American Public Health Association Annual Meeting: Making the Case for Mobile
Making the Case for Mobile: How mobile clinics can advance health equity and align with healthcare organizations’ business objective presented at the 2022 American Public Health Association Annual Meeting
The COVID-19 pandemic has sparked innovation in primary care delivery including expansion of telemedicine, drive-through testing and vaccination sites, and “pop-up clinics. Longer-term trends emphasizing patient-centered, value-based care, and social determinants of health have also stimulated change.
Another innovation that has gained increased attention is the use of mobile health clinics – vehicles customized to deliver care, often in communities underserved by the traditional health care system. While the estimated 2,000 mobile clinics in the United States deliver many types of care, the most common are preventive services and primary care.
Mobile health programs have been shown to be effective in the management of chronic diseases, such as asthma and hypertension, as well as in the improvement of self-efficacy and participation in recommended screenings. While avoidable emergency room visits and increased use of preventive services reduce health care and societal costs, leaders of health care organizations, including public and private payers, clinics, and hospitals, often face more immediate financial pressures.
In this study, we explored how mobile clinics support the business objectives of health care organizations. By analyzing how health care leaders view mobile health programs and their impact on the organization’s bottom line, this study equips those who currently operate or plan to deploy mobile clinics with a business case framework.
We conducted 25 semi-structured key informant interviews with health care leaders to explore their views and experiences related to mobile health care. We used thematic analysis to identify patterns. An advisory group with expertise in mobile health, health management, and health care finance informed data collection and analysis.

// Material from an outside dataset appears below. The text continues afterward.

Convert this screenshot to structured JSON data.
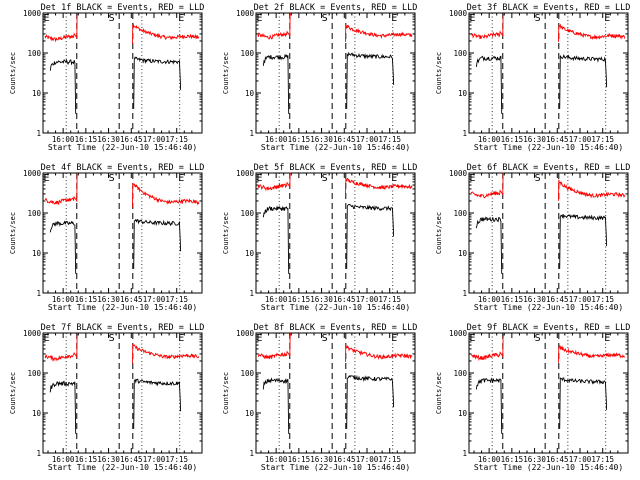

In addition to improving health outcomes, mobile clinics can bolster business objectives of health care organizations including those related to budget, business strategy, organizational culture, and health equity. We created a conceptual framework that demonstrates how these factors, supported by community engagement and data, come together to form a business case for mobile health care.
Our research demonstrates that mobile clinics can contribute to health care organizations’ business goals by aligning with broader organizational strategies. It deepens our understanding of how mobile clinics can advance population and patient health goals while reconciling the business pressures that health care organizations face.